A kilobyte is 1000 bytes. A kibibyte is 1024 bytes. Windows measures in kibibytes but then says the result in kilobytes, making it look less than it is, i.e. if you connect a 1000 GB (931 GiB) drive to a Windows machine, it will tell you that it's 931 GB. It isn't. You're getting every byte you paid for.

Other operating systems don't lie to you.


This is the one thing that has rustled my jimmies every time I have had to deal with it. They could have easily had marketing jargon for the general consumer and then left the real specification number in generally accepted computing values.

This is the kind of stuff that happens when marketing and accounting take over and start running the engineering departments.


There really needs to be some kind of capital punishment for companies pushing bullshit like this and deliberately misleading customers. As a bonus we would also get rid of homeopathy and MLMs.

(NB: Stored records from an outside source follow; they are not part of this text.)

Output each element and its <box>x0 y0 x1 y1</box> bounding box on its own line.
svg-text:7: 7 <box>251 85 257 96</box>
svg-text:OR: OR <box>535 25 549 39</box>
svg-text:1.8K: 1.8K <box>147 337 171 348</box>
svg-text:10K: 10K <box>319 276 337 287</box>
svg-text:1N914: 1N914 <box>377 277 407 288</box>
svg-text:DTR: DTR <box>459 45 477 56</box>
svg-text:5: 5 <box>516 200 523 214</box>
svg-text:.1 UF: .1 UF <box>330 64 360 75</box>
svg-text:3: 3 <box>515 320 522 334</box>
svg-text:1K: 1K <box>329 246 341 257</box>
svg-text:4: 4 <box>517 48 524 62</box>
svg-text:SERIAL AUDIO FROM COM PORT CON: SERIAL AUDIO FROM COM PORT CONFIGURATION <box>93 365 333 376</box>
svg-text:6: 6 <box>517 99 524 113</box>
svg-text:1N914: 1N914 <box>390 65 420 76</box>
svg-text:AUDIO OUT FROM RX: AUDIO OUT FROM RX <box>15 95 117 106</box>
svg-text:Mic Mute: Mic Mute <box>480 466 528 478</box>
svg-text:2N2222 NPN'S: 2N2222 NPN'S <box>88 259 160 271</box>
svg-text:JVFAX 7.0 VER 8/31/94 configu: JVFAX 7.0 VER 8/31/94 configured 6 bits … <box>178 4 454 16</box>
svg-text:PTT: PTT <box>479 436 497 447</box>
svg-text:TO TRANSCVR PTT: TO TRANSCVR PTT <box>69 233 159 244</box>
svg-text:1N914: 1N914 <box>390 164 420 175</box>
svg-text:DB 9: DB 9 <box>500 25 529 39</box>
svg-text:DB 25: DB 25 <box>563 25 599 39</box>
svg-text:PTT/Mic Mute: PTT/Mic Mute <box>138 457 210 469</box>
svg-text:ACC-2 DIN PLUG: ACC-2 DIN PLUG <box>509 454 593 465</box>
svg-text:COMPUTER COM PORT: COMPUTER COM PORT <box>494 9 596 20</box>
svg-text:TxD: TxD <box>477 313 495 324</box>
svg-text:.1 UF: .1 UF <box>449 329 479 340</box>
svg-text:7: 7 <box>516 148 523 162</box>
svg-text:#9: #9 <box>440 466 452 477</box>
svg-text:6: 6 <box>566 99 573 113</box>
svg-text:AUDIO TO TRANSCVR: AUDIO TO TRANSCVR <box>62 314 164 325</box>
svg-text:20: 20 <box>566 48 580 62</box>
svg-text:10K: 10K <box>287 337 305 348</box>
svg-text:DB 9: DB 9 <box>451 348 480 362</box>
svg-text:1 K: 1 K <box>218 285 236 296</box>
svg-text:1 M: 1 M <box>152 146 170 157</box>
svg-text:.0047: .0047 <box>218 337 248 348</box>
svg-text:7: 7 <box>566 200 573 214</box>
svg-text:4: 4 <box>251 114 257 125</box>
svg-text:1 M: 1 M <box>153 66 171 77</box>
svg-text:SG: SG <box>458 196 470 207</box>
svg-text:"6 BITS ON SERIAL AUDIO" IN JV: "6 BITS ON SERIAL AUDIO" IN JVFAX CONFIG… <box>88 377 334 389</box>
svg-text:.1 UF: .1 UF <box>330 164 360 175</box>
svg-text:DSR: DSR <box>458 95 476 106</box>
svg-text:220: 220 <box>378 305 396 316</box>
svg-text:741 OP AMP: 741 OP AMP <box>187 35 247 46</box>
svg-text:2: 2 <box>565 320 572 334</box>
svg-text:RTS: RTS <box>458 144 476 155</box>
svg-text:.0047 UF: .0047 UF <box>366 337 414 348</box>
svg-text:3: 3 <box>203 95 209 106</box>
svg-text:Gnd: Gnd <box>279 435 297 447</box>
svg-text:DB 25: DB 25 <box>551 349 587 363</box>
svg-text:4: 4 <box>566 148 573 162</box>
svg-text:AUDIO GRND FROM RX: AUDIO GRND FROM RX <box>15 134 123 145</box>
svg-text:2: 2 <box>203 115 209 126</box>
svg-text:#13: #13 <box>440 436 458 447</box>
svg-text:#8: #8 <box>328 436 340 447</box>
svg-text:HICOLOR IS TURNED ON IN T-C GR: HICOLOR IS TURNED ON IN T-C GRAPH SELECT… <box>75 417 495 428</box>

EDIT: Not capital punishment for the people involved obviously, but the companies should be severely sanctioned. Possibly even closed. The involved management should be prohibited from holding management positions in the future for 10 years or more. Oh, and all bonuses paid out since the fraud started should be reclaimed with personal fines.


Silly customers. It is your fault of course. Using NAS branded hard drives in common NAS configurations.


Jesus what a pile of drivel. Zero commitment to addressing the misleading advertising or making amends.


WD is far too large a company to have a soul so there is zero chance they're actually sorry.


It has nothing to do with a soul... it's just the nature of large business to revolve around marketing and accounting to maximize profits, while disregarding sound engineering.


TL;DR: We know we were concealing a material fact from our customers. Please don't sue us.


...except that they didn't say "please".


Has anyone seen a benchmark example of e.g. an array rebuild, and how large the difference is?


I think the issue is that with the bad drives, an array rebuild will never finish. One drive will degrade to the point where it simply stops responding.


I understood that to be mostly a problem with hardware controllers, those tend to be more picky? (someone I knew tried a hardware RAID of WD Greens back in the day, that also exploded regularly because of response times)

I'd thought it would just slow down a lot when software tries continuous writing, and am curious how much that is. (ideally, this is something WD should publish, since they claim it's fine, but ...)


Something I don’t understand - why does the drive slowing down cause a rebuild to abort?


Imagine your garbage collector runs for 30 seconds. It will cause timeouts.


Ah, so various RAID systems hard-code a timeout that’s too short for shingled drives?


Is this why my Synology 4 bay, had had 8 WD reds in the last 4 years? I don't even use it much. It's just always powered on. Drives me insane that I have to pay 200gbp a year just to replace drives that supposed to last years.